Aujourd’hui, je les garde en mémoire car elles me rappellent combien l’entrée en relation éducative démarre de l’attention portée à l’autre, et que « la relation éducative n’est pas dans l’injonction à parler mais dans le détour, l’errance, la perte de temps, la confidence et le partage ». (1)

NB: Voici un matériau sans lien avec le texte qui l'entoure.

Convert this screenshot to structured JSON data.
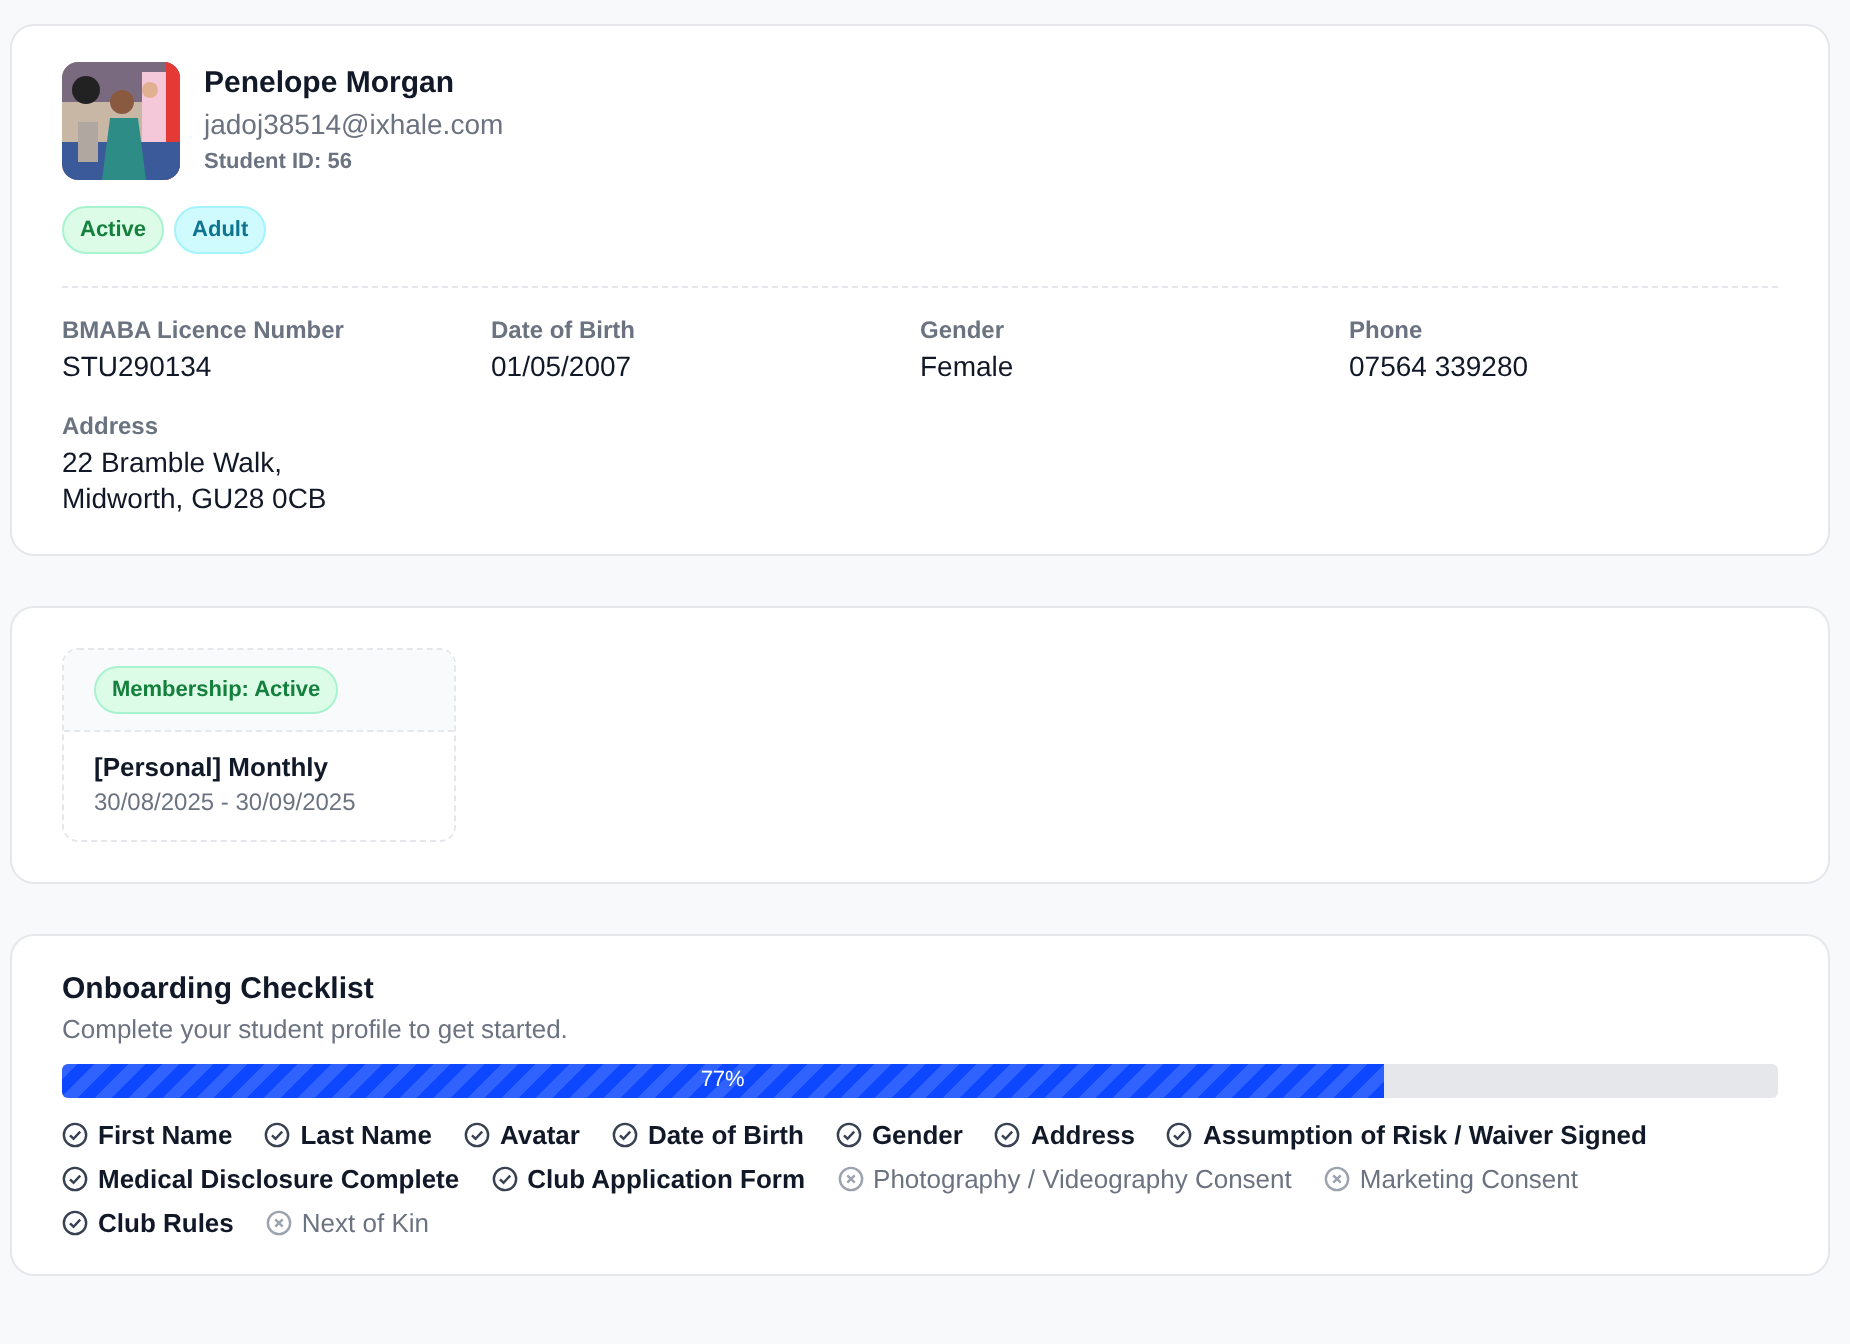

Mme H. ne me connaît pas et manifeste beaucoup de réserve à mon égard. Le contact est difficile à établir et mes tentatives d’approche restent vaines : elle décline toute aide que je peux lui proposer, que ce soit une aide pour la toilette ou simplement pour l’accompagner jusqu’au réfectoire le midi. Il arrive même que je n’obtienne pas de réponse de sa part lorsque je lui dis bonjour. Je décide alors d’improviser une nouvelle rencontre, par une approche cette fois originale et teintée d’humour. Mme H. porte des bas de contention qu’elle ne sait pas mettre seule. Elle sollicite donc l’aide de l’équipe éducative chaque matin. Je lui signifie alors que si elle me l’autorise, je peux être plus rapide que ma collègue à les lui enfiler. Intriguée, elle accepte, et tel un défi, une course s’entame. L’éducatrice en poste et moi-même nous affairons, chacune sur une jambe, pendant que Mme H. rit et nous encourage. Ce jour-là, je gagne la course mais pas que… Une porte s’est également ouverte et ce fût manifestement la clé de cette rencontre.

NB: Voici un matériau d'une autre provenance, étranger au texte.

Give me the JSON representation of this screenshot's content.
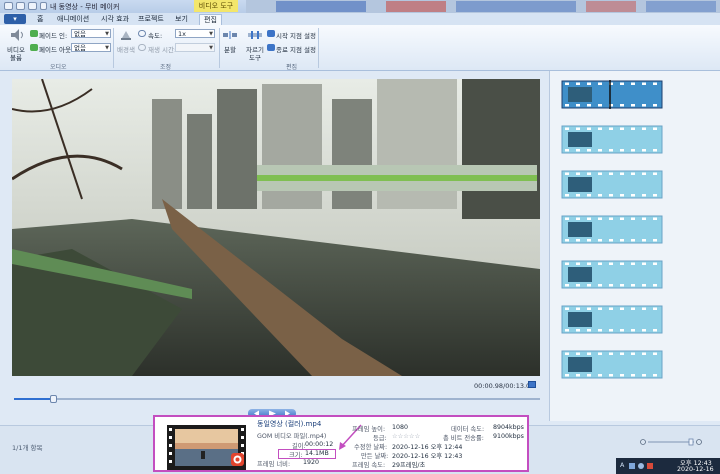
{
  "window": {
    "title": "내 동영상 - 무비 메이커",
    "context_tab_title": "비디오 도구"
  },
  "tabs": {
    "file": "▾",
    "items": [
      "홈",
      "애니메이션",
      "시각 효과",
      "프로젝트",
      "보기",
      "편집"
    ],
    "active": "편집"
  },
  "ribbon": {
    "audio": {
      "video_volume": "비디오\n볼륨",
      "video_volume_line1": "비디오",
      "video_volume_line2": "볼륨",
      "fade_in_label": "페이드 인:",
      "fade_in_value": "없음",
      "fade_out_label": "페이드 아웃:",
      "fade_out_value": "없음",
      "group": "오디오"
    },
    "adjust": {
      "background_color": "배경색",
      "speed_label": "속도:",
      "speed_value": "1x",
      "duration_label": "재생 시간:",
      "group": "조정"
    },
    "edit": {
      "split": "분할",
      "trim_tool_line1": "자르기",
      "trim_tool_line2": "도구",
      "set_start": "시작 지점 설정",
      "set_end": "종료 지점 설정",
      "group": "편집"
    }
  },
  "preview": {
    "timecode": "00:00.98/00:13.02",
    "progress_fraction": 0.075
  },
  "storyboard": {
    "clip_count": 7,
    "selected_index": 0
  },
  "status": {
    "item_count": "1/1개 항목"
  },
  "file_info": {
    "title": "동일영상 (컬러).mp4",
    "type": "GOM 비디오 파일(.mp4)",
    "length_label": "길이:",
    "length_value": "00:00:12",
    "size_label": "크기:",
    "size_value": "14.1MB",
    "frame_width_label": "프레임 너비:",
    "frame_width_value": "1920",
    "frame_height_label": "프레임 높이:",
    "frame_height_value": "1080",
    "rating_label": "등급:",
    "rating_value": "☆☆☆☆☆",
    "modified_label": "수정한 날짜:",
    "modified_value": "2020-12-16 오후 12:44",
    "created_label": "만든 날짜:",
    "created_value": "2020-12-16 오후 12:43",
    "frame_rate_label": "프레임 속도:",
    "frame_rate_value": "29프레임/초",
    "data_rate_label": "데이터 속도:",
    "data_rate_value": "8904kbps",
    "total_bitrate_label": "총 비트 전송률:",
    "total_bitrate_value": "9100kbps"
  },
  "taskbar": {
    "time": "오후 12:43",
    "date": "2020-12-16",
    "lang": "A"
  },
  "colors": {
    "accent": "#c34ec0",
    "ribbon_blue": "#2d5fa8",
    "context_yellow": "#f3e66b"
  }
}
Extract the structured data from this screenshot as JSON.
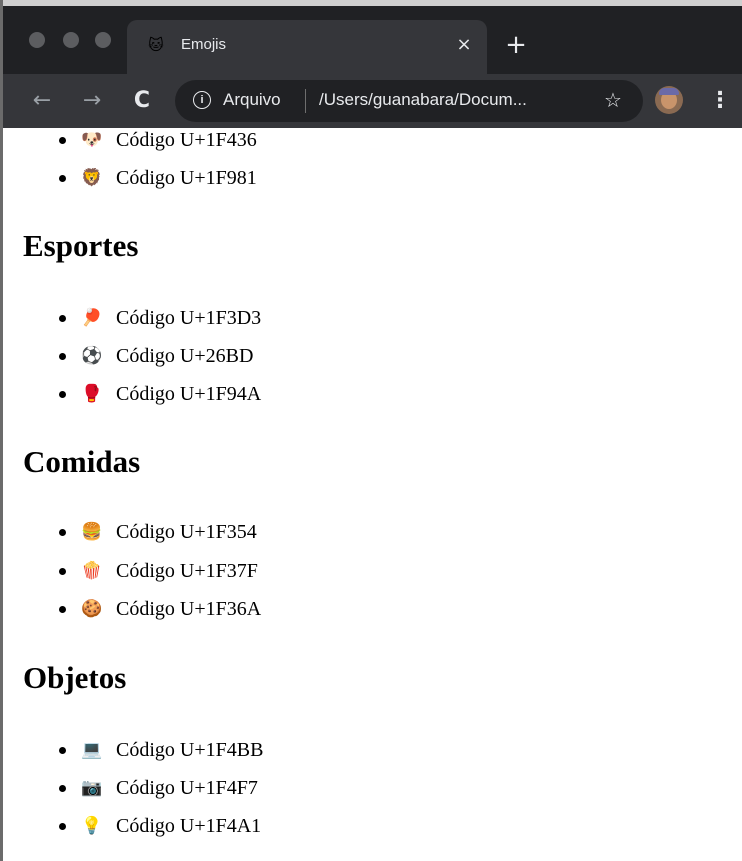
{
  "browser": {
    "tab": {
      "favicon": "🐱",
      "title": "Emojis",
      "close_glyph": "×"
    },
    "new_tab_glyph": "+",
    "nav": {
      "back_glyph": "←",
      "forward_glyph": "→",
      "reload_glyph": "C"
    },
    "address": {
      "info_glyph": "i",
      "scheme_label": "Arquivo",
      "url_text": "/Users/guanabara/Docum..."
    },
    "star_glyph": "☆",
    "menu_glyph": "⋮"
  },
  "top_items": [
    {
      "emoji": "🐶",
      "emoji_name": "dog-face-icon",
      "text": "Código U+1F436"
    },
    {
      "emoji": "🦁",
      "emoji_name": "lion-face-icon",
      "text": "Código U+1F981"
    }
  ],
  "sections": [
    {
      "heading": "Esportes",
      "items": [
        {
          "emoji": "🏓",
          "emoji_name": "ping-pong-icon",
          "text": "Código U+1F3D3"
        },
        {
          "emoji": "⚽",
          "emoji_name": "soccer-ball-icon",
          "text": "Código U+26BD"
        },
        {
          "emoji": "🥊",
          "emoji_name": "boxing-glove-icon",
          "text": "Código U+1F94A"
        }
      ]
    },
    {
      "heading": "Comidas",
      "items": [
        {
          "emoji": "🍔",
          "emoji_name": "hamburger-icon",
          "text": "Código U+1F354"
        },
        {
          "emoji": "🍿",
          "emoji_name": "popcorn-icon",
          "text": "Código U+1F37F"
        },
        {
          "emoji": "🍪",
          "emoji_name": "cookie-icon",
          "text": "Código U+1F36A"
        }
      ]
    },
    {
      "heading": "Objetos",
      "items": [
        {
          "emoji": "💻",
          "emoji_name": "laptop-icon",
          "text": "Código U+1F4BB"
        },
        {
          "emoji": "📷",
          "emoji_name": "camera-icon",
          "text": "Código U+1F4F7"
        },
        {
          "emoji": "💡",
          "emoji_name": "light-bulb-icon",
          "text": "Código U+1F4A1"
        }
      ]
    }
  ],
  "colors": {
    "chrome_dark": "#202124",
    "toolbar": "#35363a",
    "text_light": "#e8eaed",
    "page_bg": "#ffffff"
  }
}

Monsieur M. ne parle pas. Il se montre très souvent agressif avec les autres usagers, mais aussi avec l’équipe éducative. Le cadre est difficile à poser, et Monsieur M. montre généralement son mécontentement de manière vive, en tirant les cheveux ou en donnant des coups de pieds.

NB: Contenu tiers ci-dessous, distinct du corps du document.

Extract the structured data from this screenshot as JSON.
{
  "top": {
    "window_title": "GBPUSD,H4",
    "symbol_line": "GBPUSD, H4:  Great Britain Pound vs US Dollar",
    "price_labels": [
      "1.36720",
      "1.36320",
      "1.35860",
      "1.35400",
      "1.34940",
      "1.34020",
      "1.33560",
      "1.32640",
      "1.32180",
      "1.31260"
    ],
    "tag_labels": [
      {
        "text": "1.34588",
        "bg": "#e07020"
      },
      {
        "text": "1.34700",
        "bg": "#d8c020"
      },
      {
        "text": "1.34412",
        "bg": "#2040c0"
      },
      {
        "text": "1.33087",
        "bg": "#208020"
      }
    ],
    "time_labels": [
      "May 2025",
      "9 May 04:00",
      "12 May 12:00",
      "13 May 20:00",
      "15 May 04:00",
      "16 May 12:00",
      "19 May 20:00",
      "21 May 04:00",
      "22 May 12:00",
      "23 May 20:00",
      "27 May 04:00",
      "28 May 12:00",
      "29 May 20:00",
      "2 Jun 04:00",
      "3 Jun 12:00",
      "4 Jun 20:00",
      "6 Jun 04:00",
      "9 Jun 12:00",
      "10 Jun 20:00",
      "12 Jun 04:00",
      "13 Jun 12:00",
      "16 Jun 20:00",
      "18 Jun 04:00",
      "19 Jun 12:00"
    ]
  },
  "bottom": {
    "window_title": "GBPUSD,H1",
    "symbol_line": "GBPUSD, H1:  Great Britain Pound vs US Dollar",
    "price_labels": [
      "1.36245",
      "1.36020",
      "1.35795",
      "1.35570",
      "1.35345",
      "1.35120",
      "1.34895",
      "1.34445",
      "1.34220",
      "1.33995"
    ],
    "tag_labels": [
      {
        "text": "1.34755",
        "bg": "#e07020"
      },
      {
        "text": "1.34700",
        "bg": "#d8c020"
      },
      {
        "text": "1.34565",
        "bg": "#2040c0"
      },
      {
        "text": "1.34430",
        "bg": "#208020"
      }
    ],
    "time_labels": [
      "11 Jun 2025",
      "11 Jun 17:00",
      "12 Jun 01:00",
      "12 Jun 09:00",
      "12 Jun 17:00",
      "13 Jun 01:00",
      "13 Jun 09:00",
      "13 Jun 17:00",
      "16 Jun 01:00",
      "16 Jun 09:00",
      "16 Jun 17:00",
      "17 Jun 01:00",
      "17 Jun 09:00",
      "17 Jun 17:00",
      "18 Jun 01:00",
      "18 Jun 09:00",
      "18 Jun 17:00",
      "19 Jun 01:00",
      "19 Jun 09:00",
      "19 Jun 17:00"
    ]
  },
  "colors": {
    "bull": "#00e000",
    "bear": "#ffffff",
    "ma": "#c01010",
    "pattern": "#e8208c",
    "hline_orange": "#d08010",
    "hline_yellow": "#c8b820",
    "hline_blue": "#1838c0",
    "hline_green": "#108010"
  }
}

Un jour, alors que nous sommes en pleine activité, et pour ce qui me semble à ce moment-là sans raison, il m’agrippe la main et la serre de plus en plus fort. Plus je lui fais savoir qu’il me fait mal, et plus il serre et me fait mal. Monsieur M. va réitérer ce même geste à plusieurs reprises, et ce sont mes collègues qui devront à chaque fois m’aider à libérer ma main de la sienne. Pour mieux comprendre ce comportement et pouvoir ajuster le mien, j’ai évoqué ces faits au psychologue du service. Sa réponse n’a été autre que : « lui as-tu demandé pourquoi il faisait cela ? ». Et bien non… Je me rends compte que je ne l’ai pas fait, que ma réponse n’était surement pas appropriée. À ce moment précis, je ne l’ai pas « écouté » et je suis restée focalisée sur les faits bruts, sur ma douleur. Face à une nouvelle tentative de Monsieur M., qui me serre à nouveau la main très fort, je le regarde et lui demande cette fois pourquoi il me serre la main de cette façon : « Avez-vous mal quelque part ? » Aussitôt, Monsieur M. me lâche la main et me montre sa bouche… Il souffrait en fait d’une rage de dent, et ce comportement à mon égard visait simplement à m’exprimer sa douleur.
« Dans le détour » de ces deux rencontres, j’ai compris que la relation éducative est un processus ponctué de patience, qui nécessite un temps d’apprivoisement propice à la construction du lien. Si la personne fuit la relation, c’est à nous de la rejoindre sur son terrain, à la recherche d’un langage commun.
(1) Philippe Gaberan, éducateur spécialisé et docteur en sciences, La relation éducative, un outil professionnel pour un projet humaniste, 2019, p. 43.